И разумеется, никто его здесь не ожидал. Карлотта все еще не верила ни горлу своему, ни ушам. Упавшая к ее ногам молния поразила бы ее меньше, нежели эта квакающая жаба, выскочившая из ее уст.
К тому же молния ее бы не обесчестила. В то время как притаившаяся на языке жаба приносит певице бесчестье, заставляя фальшивить. Некоторые от этого умирают.
Боже мой! Кто бы мог подумать?.. Она преспокойно пела: «И сердца голос тайный мне тихо о чем-то говорит!» Пела, как всегда, без усилий, с такою же точно легкостью, с какою вы, например, говорите «Добрый день, сударыня, как вы себя чувствуете?»
Не стоит отрицать, что существуют самонадеянные певицы, которые не умеют рассчитывать силы и в своей гордыне слабым голосом, отпущенным им небесами, желают достичь исключительного эффекта, беря ноты, недоступные им от рождения.

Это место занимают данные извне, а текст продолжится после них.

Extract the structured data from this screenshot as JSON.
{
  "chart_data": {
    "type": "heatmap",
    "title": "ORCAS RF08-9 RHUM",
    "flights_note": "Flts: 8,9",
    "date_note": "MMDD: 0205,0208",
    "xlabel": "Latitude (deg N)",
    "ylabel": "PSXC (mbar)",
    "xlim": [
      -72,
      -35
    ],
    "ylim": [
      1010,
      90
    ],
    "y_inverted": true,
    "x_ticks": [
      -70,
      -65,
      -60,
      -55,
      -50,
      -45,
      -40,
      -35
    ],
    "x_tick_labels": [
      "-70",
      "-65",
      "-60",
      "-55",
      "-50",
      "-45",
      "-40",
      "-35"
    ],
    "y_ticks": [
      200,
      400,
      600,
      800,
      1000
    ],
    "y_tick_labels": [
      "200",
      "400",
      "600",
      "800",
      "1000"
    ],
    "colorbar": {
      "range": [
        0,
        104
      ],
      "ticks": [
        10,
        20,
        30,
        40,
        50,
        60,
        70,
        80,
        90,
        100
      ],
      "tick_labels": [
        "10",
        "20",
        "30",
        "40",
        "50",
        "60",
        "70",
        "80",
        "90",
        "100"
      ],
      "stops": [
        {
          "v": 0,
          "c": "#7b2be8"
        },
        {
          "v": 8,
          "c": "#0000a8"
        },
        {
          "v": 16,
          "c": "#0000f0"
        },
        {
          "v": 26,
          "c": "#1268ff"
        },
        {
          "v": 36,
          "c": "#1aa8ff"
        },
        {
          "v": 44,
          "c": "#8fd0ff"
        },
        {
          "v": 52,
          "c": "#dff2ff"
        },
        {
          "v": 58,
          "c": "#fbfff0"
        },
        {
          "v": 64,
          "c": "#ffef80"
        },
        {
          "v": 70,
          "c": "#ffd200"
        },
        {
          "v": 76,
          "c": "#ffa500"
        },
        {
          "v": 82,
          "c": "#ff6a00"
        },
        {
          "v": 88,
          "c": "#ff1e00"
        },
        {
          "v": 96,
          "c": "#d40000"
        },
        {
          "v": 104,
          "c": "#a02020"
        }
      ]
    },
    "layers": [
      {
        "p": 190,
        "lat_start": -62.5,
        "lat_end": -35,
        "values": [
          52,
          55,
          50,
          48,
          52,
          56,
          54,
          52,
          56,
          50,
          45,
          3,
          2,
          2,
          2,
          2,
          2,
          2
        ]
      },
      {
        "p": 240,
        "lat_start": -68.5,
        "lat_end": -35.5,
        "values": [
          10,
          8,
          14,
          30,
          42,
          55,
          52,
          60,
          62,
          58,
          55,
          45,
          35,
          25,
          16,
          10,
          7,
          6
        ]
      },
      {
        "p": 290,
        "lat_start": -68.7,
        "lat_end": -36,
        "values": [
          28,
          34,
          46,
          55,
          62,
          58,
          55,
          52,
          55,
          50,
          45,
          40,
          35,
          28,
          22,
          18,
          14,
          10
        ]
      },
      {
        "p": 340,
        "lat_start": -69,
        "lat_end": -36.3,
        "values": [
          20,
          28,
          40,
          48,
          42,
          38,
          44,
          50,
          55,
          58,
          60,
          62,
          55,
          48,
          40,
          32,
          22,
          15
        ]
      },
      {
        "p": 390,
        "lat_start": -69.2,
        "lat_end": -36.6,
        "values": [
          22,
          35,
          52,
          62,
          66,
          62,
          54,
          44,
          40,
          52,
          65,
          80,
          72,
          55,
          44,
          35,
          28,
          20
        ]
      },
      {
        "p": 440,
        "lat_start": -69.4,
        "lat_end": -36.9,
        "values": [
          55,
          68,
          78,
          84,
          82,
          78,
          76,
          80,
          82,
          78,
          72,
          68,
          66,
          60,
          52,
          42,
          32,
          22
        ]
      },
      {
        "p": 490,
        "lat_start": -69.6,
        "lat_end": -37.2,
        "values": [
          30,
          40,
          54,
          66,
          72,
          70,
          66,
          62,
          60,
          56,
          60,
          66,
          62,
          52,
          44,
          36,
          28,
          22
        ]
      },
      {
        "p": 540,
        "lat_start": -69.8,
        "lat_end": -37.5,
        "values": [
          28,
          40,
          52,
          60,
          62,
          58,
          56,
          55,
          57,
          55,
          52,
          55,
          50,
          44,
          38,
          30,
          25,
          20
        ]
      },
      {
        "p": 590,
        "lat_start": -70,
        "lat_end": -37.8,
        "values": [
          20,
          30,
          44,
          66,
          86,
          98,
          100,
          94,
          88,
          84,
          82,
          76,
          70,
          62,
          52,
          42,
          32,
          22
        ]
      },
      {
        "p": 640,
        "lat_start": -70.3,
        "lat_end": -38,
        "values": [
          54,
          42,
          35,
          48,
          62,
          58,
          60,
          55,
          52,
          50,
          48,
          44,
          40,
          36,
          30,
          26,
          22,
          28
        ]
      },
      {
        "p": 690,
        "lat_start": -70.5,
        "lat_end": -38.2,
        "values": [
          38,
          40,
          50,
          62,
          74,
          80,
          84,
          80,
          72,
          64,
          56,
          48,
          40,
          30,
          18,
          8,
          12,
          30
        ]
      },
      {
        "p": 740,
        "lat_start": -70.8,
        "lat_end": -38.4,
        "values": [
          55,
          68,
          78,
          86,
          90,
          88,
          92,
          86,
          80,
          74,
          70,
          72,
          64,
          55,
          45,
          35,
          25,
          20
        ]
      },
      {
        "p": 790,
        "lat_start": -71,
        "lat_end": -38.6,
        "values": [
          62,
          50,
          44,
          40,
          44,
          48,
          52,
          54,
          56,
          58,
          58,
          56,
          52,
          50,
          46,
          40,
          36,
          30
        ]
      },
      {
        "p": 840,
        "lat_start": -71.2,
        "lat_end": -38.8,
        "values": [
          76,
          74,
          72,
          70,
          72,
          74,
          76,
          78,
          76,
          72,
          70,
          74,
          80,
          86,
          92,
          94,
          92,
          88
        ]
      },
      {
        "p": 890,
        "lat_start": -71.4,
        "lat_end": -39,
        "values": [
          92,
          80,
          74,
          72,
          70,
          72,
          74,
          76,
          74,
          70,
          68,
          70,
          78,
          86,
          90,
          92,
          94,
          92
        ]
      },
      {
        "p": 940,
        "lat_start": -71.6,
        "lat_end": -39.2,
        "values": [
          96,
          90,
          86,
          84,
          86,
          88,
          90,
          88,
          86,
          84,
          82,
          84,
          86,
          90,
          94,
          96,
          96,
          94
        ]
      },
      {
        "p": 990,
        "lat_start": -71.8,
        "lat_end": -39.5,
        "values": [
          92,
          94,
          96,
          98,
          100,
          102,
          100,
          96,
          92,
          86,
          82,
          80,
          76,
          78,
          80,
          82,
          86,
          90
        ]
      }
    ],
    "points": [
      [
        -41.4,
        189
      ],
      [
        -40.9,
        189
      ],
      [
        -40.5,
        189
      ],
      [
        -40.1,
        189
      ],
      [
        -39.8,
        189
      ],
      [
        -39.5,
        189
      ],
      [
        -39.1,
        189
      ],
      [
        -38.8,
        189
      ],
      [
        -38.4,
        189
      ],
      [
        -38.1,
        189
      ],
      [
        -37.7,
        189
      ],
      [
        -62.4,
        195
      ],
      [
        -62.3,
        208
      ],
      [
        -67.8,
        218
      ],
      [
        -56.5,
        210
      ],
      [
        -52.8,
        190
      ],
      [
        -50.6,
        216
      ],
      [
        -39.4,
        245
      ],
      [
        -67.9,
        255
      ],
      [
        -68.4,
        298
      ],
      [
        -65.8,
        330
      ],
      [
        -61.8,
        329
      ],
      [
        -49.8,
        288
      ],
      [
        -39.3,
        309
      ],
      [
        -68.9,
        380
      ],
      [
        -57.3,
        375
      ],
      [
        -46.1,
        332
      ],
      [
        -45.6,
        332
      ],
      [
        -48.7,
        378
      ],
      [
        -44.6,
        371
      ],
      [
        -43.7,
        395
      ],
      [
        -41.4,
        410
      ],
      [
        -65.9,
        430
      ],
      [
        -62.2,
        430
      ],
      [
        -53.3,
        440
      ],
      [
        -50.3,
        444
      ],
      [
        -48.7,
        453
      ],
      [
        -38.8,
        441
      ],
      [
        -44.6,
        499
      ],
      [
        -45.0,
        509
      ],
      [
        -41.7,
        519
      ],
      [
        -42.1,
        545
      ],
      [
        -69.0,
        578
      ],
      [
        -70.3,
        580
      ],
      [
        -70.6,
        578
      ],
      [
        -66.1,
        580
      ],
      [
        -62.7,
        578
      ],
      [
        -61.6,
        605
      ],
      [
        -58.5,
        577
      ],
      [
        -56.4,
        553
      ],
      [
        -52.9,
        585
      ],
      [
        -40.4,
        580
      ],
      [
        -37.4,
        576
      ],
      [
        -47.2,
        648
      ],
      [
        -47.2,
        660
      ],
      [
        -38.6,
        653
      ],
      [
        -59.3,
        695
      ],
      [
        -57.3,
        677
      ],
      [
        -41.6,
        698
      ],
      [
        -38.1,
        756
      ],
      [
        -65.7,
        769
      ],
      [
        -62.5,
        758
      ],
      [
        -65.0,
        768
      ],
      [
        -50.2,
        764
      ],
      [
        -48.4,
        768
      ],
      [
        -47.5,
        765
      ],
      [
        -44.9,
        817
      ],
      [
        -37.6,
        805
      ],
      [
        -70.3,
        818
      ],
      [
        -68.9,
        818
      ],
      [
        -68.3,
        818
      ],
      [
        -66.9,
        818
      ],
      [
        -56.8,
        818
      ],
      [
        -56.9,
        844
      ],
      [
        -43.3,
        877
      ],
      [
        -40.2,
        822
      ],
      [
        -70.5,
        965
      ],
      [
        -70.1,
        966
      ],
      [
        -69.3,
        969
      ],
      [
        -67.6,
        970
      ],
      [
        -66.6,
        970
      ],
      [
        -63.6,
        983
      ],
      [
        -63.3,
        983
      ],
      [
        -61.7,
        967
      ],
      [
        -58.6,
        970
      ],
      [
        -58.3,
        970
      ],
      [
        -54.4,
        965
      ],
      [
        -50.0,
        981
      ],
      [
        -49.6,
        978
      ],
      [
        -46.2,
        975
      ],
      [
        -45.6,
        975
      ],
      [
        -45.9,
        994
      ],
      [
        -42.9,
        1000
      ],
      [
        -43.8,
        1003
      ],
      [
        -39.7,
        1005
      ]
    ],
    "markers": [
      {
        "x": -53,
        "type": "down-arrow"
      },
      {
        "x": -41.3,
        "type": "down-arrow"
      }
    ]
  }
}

Вот тогда-то небеса и посылают им в наказание жабу, певицы об этом не ведают, а жаба, притаившись во рту, заставляет их фальшивить – квак! Это всем известно. Но никто и мысли не мог допустить, что Карлотта, в голосе у которой было по меньшей мере две октавы, может сфальшивить.
Невозможно забыть ее звенящие фа и неслыханные стаккато в «Волшебной флейте». Все помнили «Дон Жуана», где ее Эльвира восторжествовала однажды, взяв си-бемоль, которое не могла взять ее подруга донна Анна. Тогда что же в самом деле означает это фальшивое «квак» в конце такого негромкого, спокойного, без всяких подвохов «тайного голоса, тихо о чем-то говорившего ее сердцу»?
Это было неестественно. Тут не обошлось без колдовства. Жаба наводила на мысль о том, что дело нечисто. Жалкая, несчастная, отчаявшаяся, убитая горем Карлотта!..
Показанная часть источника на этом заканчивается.